Ähnlich vom Prinzip her, aber wieder viel düsterer ist Neverwinternights 2 http://www.amazon.de/Atari-Neverwinter-Nights-2/dp/B000EHTN16/ das kriegst Du natürlich viel billiger, hab es nur wegen der Meinungen verlinkt. Oder ebenfalls ähnlich wie Neverwinternights 2, aber etwas "brutaler" ist Dragon Age - Origins http://www.amazon.de/EA-Dragon-Age-Origins-Uncut/dp/B001NPCTDM/ . Bei letzterem hast Du eine sehr epische Story und auch sehr viel Spieldauer, allein schon, weil Du je nach Rassenauswahl (Mensch, Zwerg, Elf...) und Herkunftsauswahl (Stadt- oder Wald; Adel oder bürgerlich...) vor allem zu Beginn eine ganz andere Story hast und auch im Spiel dann andere Dinge erlebst, obwohl Du grundsätzlich die gleiche Quest spielst. Bei beiden Spielen ist die Klassenwahl auch sehr wichtig. Das Skillsystem und die Kampfregeln funktionieren nur anders als bei Drakensang und basieren auf den AD&D-Regeln (das ist ein klassiches "offline"-Rollenspiel, bei dem man würfelt, um Kämpfe usw zu entscheiden). Drakensang basiert auf dem Regelwerk von "Das schwarze Auge", auch ein klassisches "offline"-Rollenspiel.


----------



## Svayne (28. Februar 2012)

> Wenns auch in Englisch sein kann:
> GOG.com



jo danke dir, englisch is ganz in ordnung



> zB Skyrim The Elder Scrolls V: Skyrim: Pc: Amazon.de: Games ist ein sehr gutes Rollenspiel mit vielen Nebenquests und riesiger Welt, da kannst Du zig Stunden verbringen, ohne dass Du die Hauptquest erfüllen musst. Dafür ist es aber in Sachen Klassenwahl sehr beschränkt, .....



Skyrim hab ich schon mal angefangen aber dann wieder zur Seite gelegt, weil mir das Spielprinzip zwar sehr gut gefallen hat aber mit der Zeit verleidet ist (schade eigentlich, wär wirlkich gut das Spiel).



> Ein ganz anderes Spiel wäre zB Drakansang, da gibt es auch ein schönes Addon "am Fluß der Zeit" (ich glaub das läuft auch eigenständig). Das ist vom Stil her viel bunter, und du steuerst auch mehrere Charaktere, bei denen Du dann eine Kamerea eher von von oben seitlich hast.
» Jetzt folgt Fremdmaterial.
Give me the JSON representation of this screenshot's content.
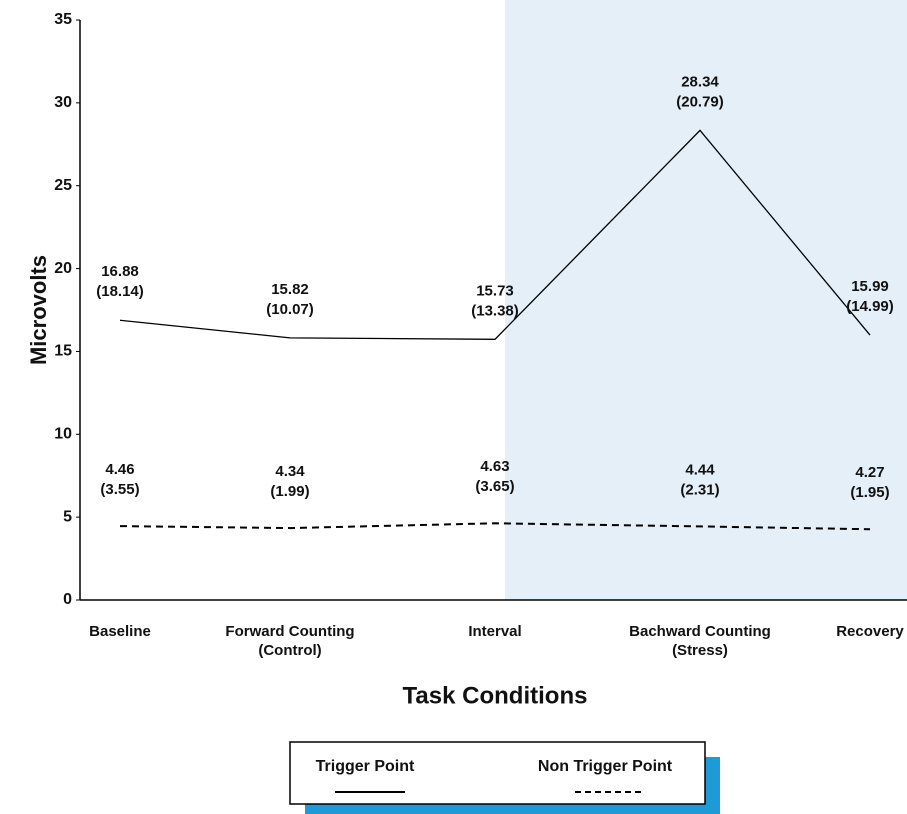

Hier spielt es schon eine viel größere Rolle mit den Klassen, da sollte man auch seine Gefährten, die man unterwegs trifft und dann mitnehmen kann, gut auswählen.



da werd ich mir auch mal ein paar Videos angucken und dann entscheiden ob es sich lohnt das Spiel zukaufen.



> Ähnlich vom Prinzip her, aber wieder viel düsterer ist Neverwinternights 2 http://www.amazon.de/Atari-Neverwinter-Nights-2/dp/B000EHTN16/ das kriegst Du natürlich viel billiger, hab es nur wegen der Meinungen verlinkt.



klingt mal echt nice, ich glaub das werd ich mal anzocken.

@ herbboy vielen dank für deinen ausführlichen Post, hätte noch eine Frage.
hast du eines von dem du so begeistert bist das du wirklich sagen musst das man das umbedingt mal gezockt haben muss?


----------



## Herbboy (28. Februar 2012)

Also, Skyrim ist für mich ein Highlight - was genau meinst du mit "verleidet" ? 

Neverwinternights und Dragon Age mag ich auch sehr gerne, ich mag dabei das Prinzip der Party-Kämpfe, also nicht nur EIN Charakter, so dass man auch taktisch vorgehen kann, inkl. pausieren des kampfes, um in Ruhe Aktionen auszuwählen. Skyrim ist da im Vergleich halt eher wie ein Egoshooter mit viel Story 

Baldurs Gate 2 ist natürlich auch ein absoluter Klassiker.

Drakensang ist gut, aber MIR persönlich zu bunt - das ist... wie soll man es sagen...  nicht düster genug. Aber bei anderen Spielern ist es wiederum umgekehrt, die finden das toll und dafür Dragon Age zu düster


----------



## Mothman (28. Februar 2012)

Herbboy schrieb:


> Drakensang ist gut, aber MIR persönlich zu bunt - das ist... wie soll man es sagen...  nicht düster genug. Aber bei anderen Spielern ist es wiederum umgekehrt, die finden das toll und dafür Dragon Age zu düster


Drakensang ist eben DSA. Ich denke wem DSA früher gefallen hat und (im besten Fall) noch das P&P-Original kennt, der wird Drakensang mögen. 
Wobei ich den Grafikstil ebenfalls besser gefunden hätte, wenn er "düsterer", weniger "comichaft" gewesen wäre. Aber grundsätzlich transportiert Drakensang das DSA-Feeling recht gut. Finde ich. "Am Fluss der Zeit" ist sehr empfehlenswert. 

Aber eigentlich nicht wirklich "anspruchsvoll". Aber das ist eh von Spieler zu Spieler verschieden, was "anspruchsvoll" bedeutet.

"Neverwinter Nights" kenne ich noch den ersten Teil. Mit dem genialen Editor konnte man  komplette Abenteur selbst erstellen und dann mit Freunden im Netzwerk spielen. Eventuell war das auch beim zweiten Teil, das weiß ich nicht mehr so genau.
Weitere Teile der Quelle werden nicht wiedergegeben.